Acquisitions Information

Series of purchases from Carmen Valentino, 2010-2017.

Collection Arrangement

Arrangement is chronological.

Collection Contents

Folder 1Osborne Family Account Book, 1816-1880

The Osborne Family Account Book (1816-1880) was kept primarily by Samuel Osborne and his son Lindley Osborne. It opens with an inventory of the estate of Joseph Buxton (d. 1816, Weare NH). The rest of the volume and its several loose papers are typical farmer’s account books of the era, dominated by the yearly cycles of haying, plowing, framing houses, purchase of tea and coffee and other foodstuffs, blacksmithing, and so forth. Travel to Francestown and other nearby locations is noted. For a brief time the Osbornes performed subcontract work for Allen & Moses Sawyer, shoe manufacturers in Weare. The Sawyer accounting pages are filled with French lace, fabric, and shoes. It appears the Osbornes paid for schooling of girls from other families, because several pages detail fees paid to the schools for various girls. Many other Weare community members (including many of the Thorndike family) figure prominently in the Osborne accounts.

Folder 2Lindley H. Osborne, North Weare, 1879-1890

The Lindley Osborne Diary is half commonplace book and half diary – extensive clippings and quotations are glued in and copied onto specific days. They are mostly to do with farming, building, weather, the price of goods, and moral tracts. Some quotations are from Scripture or from Quaker leader George Fox. There are also land surveys and descriptions of local features. Osborne evidentially traveled within New England, and mentions being at Amesbury MA and the 1882 New England Yearly Meeting (Rhode Island). His farming records are quite detailed, down to the specific varieties of pears grafted and apples harvested.

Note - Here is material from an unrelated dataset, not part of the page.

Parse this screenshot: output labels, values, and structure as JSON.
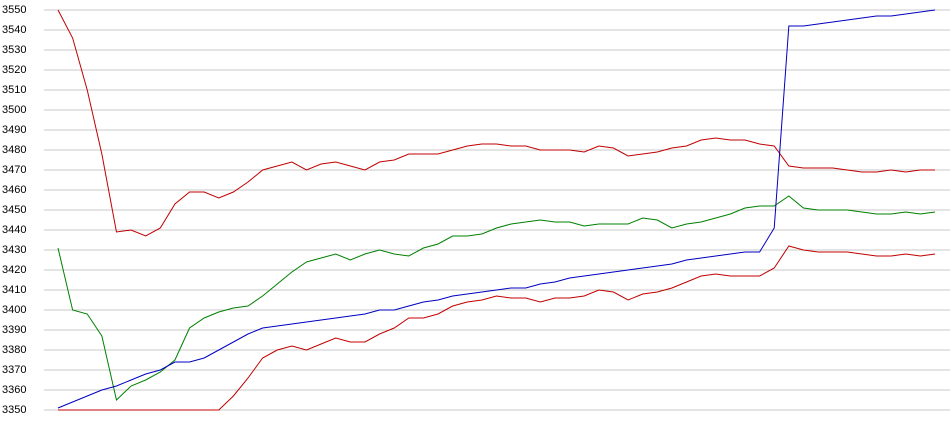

Folder 3Charles H. Osborne, North Weare, 1873-1899

The Charles H. Osborne diaries span the years 1893-1899 in six volumes, with 1896 missing. They chronicle Osborne’s graduation from Haverford College, subsequent teaching appointment at Wilmington College (Ohio) in 1894, and struggles to find a full time teaching job from 1895 through 1899. He was very educated, and regularly attended YMCA, Temperance League, and lectures in his spare time. Sports are frequently mentioned, but not music. Wilmington Yearly Meeting, Philidelphia Yearly Meeting, and New England Yearly Meeting are mentioned.

After finishing his teaching job at Wilmington College, Osborne moved home to the family farm in Weare NH. Diaries from this time depict visits to family and friends, funerals, farm life, and making a living producing maple syrup, surveying land, and fixing wagons and sleighs. By the end of the century he is teaching a small one room school with six students at Sugar Hill (part of Weare).